10 bytes/cell doesn't come close to the amount of data we need per cell. It's more like 100 bytes/cell. But that's still only ~1GB. A quick look shows that, on my 64-bit Linux, something happens during parsing that causes Gnumeric to grow to ~2.4G. After parsing, we drop down to something like 1.4G. I'm pretty sure it's not too hard to fix the parsing part. However, Gnumeric is not optimized for sheets this size so it isn't a pleasant experience.
Assuming that the file attached to bug 644189 contains the same information (4000000 rows, 2 columns), Gnumeric seems to handle the data just fine: after loading my machine uses a total of 1.4GB and Gnumeric is still responding fine (well, ctrl-end takes two seconds to get to the end of the data and calculations involving a whole column take a (long) while, but that is expected.)
(In reply to comment #2) > Assuming that the file attached to bug 644189 contains the same information > (4000000 rows, 2 columns), Gnumeric seems to handle the data just fine: after > loading my machine uses a total of 1.4GB and Gnumeric is still responding fine > (well, ctrl-end takes two seconds to get to the end of the data and > calculations involving a whole column take a (long) while, but that is > expected.) It does contain the same information. We tried to get around the dbf import issue by loading into Access 2000, exporting to CSV and reading into Gnumeric. With 2 GB RAM machines we then had the memory error issue.
(In reply to comment #1) > 10 bytes/cell doesn't come close to the amount of data we need per cell. > It's more like 100 bytes/cell. > > But that's still only ~1GB. > > A quick look shows that, on my 64-bit Linux, something happens during > parsing that causes Gnumeric to grow to ~2.4G. After parsing, we drop > down to something like 1.4G. I'm pretty sure it's not too hard to fix > the parsing part. > > However, Gnumeric is not optimized for sheets this size so it isn't a > pleasant experience.
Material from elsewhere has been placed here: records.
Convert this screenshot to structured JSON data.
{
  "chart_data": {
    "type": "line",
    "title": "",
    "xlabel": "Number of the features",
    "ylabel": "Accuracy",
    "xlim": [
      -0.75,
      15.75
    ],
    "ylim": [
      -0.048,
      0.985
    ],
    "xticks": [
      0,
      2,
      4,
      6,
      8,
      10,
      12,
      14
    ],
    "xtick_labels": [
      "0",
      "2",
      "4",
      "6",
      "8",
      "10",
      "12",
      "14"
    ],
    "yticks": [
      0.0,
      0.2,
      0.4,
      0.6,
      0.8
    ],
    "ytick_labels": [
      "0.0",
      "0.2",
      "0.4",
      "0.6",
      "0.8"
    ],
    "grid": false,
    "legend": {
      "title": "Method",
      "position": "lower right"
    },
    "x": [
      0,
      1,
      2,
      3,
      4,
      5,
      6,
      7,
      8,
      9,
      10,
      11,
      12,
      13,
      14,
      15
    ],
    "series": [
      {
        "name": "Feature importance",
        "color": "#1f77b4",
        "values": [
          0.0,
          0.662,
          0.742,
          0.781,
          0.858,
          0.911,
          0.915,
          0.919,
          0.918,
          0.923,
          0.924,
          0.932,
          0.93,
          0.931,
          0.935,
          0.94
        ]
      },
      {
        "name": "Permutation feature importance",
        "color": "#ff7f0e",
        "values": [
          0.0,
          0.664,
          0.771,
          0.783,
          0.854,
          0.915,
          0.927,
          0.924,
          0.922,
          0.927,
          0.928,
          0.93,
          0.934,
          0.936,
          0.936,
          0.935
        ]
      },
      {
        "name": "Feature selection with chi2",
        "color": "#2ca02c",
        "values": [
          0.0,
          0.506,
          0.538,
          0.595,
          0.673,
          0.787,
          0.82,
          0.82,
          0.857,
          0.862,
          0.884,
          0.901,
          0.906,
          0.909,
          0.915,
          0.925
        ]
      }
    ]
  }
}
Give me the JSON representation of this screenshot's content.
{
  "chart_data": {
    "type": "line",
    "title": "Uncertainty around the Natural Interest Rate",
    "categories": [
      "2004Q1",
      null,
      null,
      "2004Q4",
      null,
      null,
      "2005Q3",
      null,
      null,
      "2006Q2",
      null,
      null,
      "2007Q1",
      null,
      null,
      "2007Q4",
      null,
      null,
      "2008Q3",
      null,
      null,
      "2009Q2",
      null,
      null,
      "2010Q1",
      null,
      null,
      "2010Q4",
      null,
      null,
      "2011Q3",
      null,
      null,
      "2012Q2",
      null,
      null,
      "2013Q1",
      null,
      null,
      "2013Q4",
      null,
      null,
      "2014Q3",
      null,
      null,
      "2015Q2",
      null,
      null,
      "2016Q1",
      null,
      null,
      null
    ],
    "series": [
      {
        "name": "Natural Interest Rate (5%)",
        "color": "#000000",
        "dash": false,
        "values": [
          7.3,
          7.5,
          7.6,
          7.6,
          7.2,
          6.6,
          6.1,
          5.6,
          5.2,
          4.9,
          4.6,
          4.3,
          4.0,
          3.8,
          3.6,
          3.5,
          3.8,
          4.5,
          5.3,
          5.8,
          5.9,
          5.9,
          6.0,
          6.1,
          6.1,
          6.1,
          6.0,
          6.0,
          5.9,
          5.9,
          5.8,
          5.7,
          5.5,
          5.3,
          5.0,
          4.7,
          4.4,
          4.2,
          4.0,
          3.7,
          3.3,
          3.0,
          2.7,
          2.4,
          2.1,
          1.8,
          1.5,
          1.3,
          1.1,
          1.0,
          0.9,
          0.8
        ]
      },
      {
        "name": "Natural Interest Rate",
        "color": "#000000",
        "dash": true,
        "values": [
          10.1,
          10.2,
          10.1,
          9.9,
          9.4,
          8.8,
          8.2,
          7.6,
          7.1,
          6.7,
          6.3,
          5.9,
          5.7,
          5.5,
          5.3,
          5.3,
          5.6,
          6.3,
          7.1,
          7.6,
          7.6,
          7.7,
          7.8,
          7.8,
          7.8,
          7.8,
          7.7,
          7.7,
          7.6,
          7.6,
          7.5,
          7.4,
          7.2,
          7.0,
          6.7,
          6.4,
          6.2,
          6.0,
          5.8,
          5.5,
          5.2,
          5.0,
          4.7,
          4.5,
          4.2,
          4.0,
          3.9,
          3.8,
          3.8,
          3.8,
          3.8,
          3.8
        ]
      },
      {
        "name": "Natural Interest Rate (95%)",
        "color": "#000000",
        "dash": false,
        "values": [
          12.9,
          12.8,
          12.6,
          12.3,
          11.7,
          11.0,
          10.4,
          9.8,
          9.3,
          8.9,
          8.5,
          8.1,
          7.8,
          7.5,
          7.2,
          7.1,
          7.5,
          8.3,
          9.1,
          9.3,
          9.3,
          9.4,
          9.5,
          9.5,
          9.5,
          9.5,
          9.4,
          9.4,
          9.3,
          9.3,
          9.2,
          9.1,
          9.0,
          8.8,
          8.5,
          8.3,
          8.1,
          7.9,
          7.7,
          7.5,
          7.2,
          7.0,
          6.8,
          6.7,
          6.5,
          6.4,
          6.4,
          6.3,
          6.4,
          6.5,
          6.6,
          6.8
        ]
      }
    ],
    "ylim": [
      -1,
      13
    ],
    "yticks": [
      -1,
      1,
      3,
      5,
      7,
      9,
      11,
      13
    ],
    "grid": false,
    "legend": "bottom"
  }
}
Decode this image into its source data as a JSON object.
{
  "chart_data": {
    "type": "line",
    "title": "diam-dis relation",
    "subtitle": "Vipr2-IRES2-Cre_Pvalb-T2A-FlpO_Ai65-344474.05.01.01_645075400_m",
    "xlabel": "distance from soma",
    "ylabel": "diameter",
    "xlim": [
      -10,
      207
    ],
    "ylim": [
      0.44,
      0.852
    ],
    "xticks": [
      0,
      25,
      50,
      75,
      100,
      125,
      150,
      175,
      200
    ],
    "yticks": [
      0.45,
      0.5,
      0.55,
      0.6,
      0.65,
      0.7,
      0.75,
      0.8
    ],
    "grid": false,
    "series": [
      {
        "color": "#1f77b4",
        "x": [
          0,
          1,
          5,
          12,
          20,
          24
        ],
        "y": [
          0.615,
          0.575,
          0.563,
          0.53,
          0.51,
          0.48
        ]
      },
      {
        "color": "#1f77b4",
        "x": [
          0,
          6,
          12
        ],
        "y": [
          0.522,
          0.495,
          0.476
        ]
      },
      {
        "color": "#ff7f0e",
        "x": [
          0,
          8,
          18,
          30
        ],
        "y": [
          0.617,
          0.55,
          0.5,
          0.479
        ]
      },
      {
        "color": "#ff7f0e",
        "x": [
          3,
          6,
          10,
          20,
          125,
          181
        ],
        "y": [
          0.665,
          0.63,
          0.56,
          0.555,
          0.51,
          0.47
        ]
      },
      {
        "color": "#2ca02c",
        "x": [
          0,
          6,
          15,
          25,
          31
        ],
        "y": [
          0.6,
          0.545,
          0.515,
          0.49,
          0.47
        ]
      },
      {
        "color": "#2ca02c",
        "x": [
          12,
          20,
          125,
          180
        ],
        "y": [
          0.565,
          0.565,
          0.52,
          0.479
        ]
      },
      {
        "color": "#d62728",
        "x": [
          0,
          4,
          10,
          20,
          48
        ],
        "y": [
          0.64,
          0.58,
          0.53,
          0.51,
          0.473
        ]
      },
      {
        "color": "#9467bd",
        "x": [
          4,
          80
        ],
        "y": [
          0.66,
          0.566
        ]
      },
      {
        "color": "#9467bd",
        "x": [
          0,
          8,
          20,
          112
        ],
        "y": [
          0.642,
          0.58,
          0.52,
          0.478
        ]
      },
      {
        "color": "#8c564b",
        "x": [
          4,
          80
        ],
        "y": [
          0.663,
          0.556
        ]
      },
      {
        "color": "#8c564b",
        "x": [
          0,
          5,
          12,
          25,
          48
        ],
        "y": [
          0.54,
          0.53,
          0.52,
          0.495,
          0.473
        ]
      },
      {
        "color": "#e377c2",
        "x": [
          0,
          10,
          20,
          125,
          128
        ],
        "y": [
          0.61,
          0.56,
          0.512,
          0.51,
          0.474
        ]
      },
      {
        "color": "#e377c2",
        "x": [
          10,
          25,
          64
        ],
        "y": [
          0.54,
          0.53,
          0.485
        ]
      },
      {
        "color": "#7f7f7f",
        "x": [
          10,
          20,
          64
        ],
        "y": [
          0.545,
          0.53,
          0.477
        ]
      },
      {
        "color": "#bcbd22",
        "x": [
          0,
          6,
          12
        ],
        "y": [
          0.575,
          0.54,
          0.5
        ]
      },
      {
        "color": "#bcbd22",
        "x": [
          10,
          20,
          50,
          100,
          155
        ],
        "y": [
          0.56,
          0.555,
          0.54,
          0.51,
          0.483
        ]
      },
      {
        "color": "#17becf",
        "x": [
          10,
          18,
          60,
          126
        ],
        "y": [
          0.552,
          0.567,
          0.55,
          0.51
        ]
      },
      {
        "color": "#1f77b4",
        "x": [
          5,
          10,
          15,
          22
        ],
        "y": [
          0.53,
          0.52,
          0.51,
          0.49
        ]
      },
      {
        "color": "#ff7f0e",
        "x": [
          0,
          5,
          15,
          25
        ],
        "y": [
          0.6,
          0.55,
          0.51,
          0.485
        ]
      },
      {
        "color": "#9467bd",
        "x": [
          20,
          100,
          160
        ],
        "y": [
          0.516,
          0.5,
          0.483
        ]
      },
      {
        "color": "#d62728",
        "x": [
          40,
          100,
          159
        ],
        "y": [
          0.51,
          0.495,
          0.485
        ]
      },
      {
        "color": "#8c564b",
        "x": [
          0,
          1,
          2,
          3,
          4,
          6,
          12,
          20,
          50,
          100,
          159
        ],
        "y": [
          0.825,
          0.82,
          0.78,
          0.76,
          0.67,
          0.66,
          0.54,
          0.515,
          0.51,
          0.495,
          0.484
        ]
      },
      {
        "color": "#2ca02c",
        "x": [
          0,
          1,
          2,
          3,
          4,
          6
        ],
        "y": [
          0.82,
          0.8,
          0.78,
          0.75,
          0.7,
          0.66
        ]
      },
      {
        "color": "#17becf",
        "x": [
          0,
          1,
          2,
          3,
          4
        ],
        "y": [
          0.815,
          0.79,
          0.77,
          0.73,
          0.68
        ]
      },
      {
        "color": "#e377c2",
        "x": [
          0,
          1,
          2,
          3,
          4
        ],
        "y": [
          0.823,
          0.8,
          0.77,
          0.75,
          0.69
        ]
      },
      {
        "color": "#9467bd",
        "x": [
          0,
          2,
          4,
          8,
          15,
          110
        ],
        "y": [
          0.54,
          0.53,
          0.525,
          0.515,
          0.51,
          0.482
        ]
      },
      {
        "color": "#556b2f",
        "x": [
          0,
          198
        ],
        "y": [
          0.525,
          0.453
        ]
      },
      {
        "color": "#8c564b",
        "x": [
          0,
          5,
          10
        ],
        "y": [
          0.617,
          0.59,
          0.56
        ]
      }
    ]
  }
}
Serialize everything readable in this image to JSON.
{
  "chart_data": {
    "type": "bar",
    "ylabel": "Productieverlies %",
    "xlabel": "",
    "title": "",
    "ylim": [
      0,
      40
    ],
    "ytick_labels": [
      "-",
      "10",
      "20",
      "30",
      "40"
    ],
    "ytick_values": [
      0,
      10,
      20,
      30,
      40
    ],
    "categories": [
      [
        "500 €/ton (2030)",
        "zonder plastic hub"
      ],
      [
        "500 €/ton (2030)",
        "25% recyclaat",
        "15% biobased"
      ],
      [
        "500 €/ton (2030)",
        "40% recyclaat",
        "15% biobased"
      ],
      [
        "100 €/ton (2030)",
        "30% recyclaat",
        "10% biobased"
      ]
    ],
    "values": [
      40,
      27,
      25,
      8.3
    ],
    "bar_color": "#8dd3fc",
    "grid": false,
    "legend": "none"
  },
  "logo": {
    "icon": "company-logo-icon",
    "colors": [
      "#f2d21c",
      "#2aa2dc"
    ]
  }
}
We are OK with it not being a pleasant experience! We anticipated that processing would be slow using a spreadsheet, and Gnumeric was the only one (Excel 2010 and OpenOffice were our two alternatives) that could even theoretically accommodate the problem size.
I've checked in a small change that lowers the memory high water mark to 2G. Memory usage for a 32-bit build will be slightly lower, but since this puts severe constrains on the memory allocator, it's anyone's guess what will happen over on win32. Loading takes 8 minutes. Ctrl-Down, once loaded, takes ~30s. I can't imagine what you want to do with the data that will not drive you crazy.
See also bug 644437. glib is responsible for ~600M.
Created attachment 184172 [details] [review] Patch This possible patch creates our own data structure for the cell set.
Created attachment 184223 [details] [review] Updated patch Less bugs. (Possibly a duplicate due to bugzilla issues.)
This problem has been fixed in our software repository. The fix will go into the next software release. Thank you for your bug report. (Fix requires yet-unreleased glib.)